Health professionals are reluctant to diagnose children with personality disorders because they don't want to "label" them. These labels could become a self-fulfilling prophecy. In addition, children change so much from month to month and year to year that tests that show a particular tendency at one time may change drastically in a few months.
Half the battle in life is the lens through which a person views themself. Think about it. If someone tells you that you are the greatest, smartest, bestest, fastest yadayada. Soon you will come to believe you can do anything. If people are telling you that you have something wrong with you, then you will begin to think that you are not good enough. Plus, health professionals are just people like you and me. They do not have all the answers and can be wrong at times. Just think of all the "disorders" someone can diagnose on you. It would be best not to listen to what anyone tells you about yourself.

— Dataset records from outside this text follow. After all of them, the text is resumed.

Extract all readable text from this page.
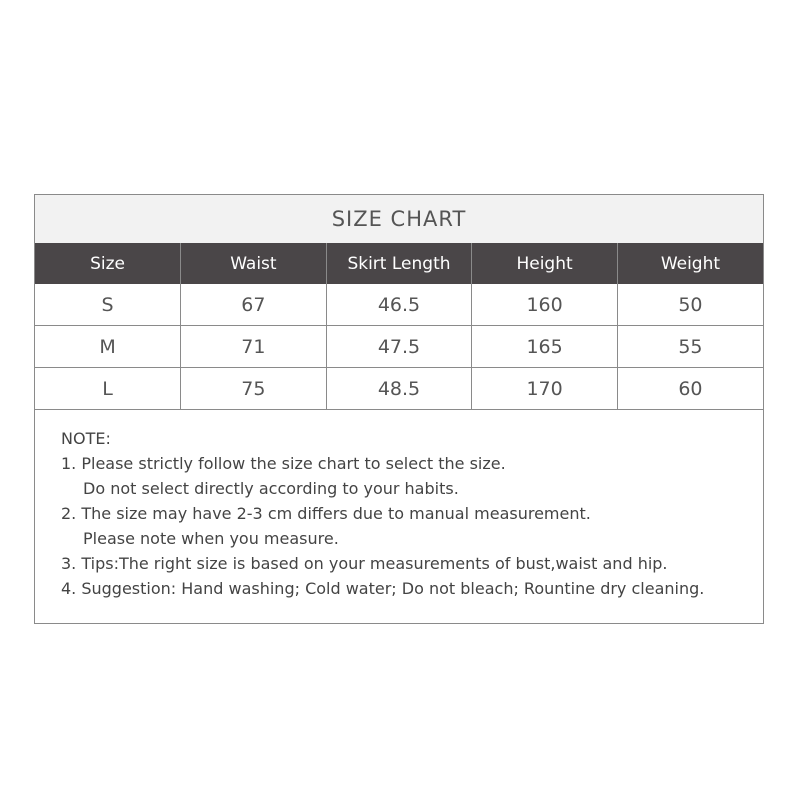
SIZE CHART
Size	Waist	Skirt Length	Height	Weight
S	67	46.5	160	50
M	71	47.5	165	55
L	75	48.5	170	60
NOTE:
1. Please strictly follow the size chart to select the size.
Do not select directly according to your habits.
2. The size may have 2-3 cm differs due to manual measurement.
Please note when you measure.
3. Tips:The right size is based on your measurements of bust,waist and hip.
4. Suggestion: Hand washing; Cold water; Do not bleach; Rountine dry cleaning.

There are at least ten different personality disorders. To diagnose any one of them:
1. there must be pervasive behavior that deviates from one's culture,
2. it must occur across a broad range of personal and social situations,
3. this enduring pattern of behavior must lead to significant personal distress or impairment in important areas of functioning,
4. and you have ruled out physiological causes or other mental disorders.
These criteria are paraphrased from the DSM-IV, Diagnostic and Statistical Manual-IV of the American Psychiatric Association, 1994.
As Ms. Sue has indicated, with the variability of childhood behavior, it would be very unlikely to find behavior fitting these criteria for any particular personality disorder in children.
I hope this helps. Thanks for asking.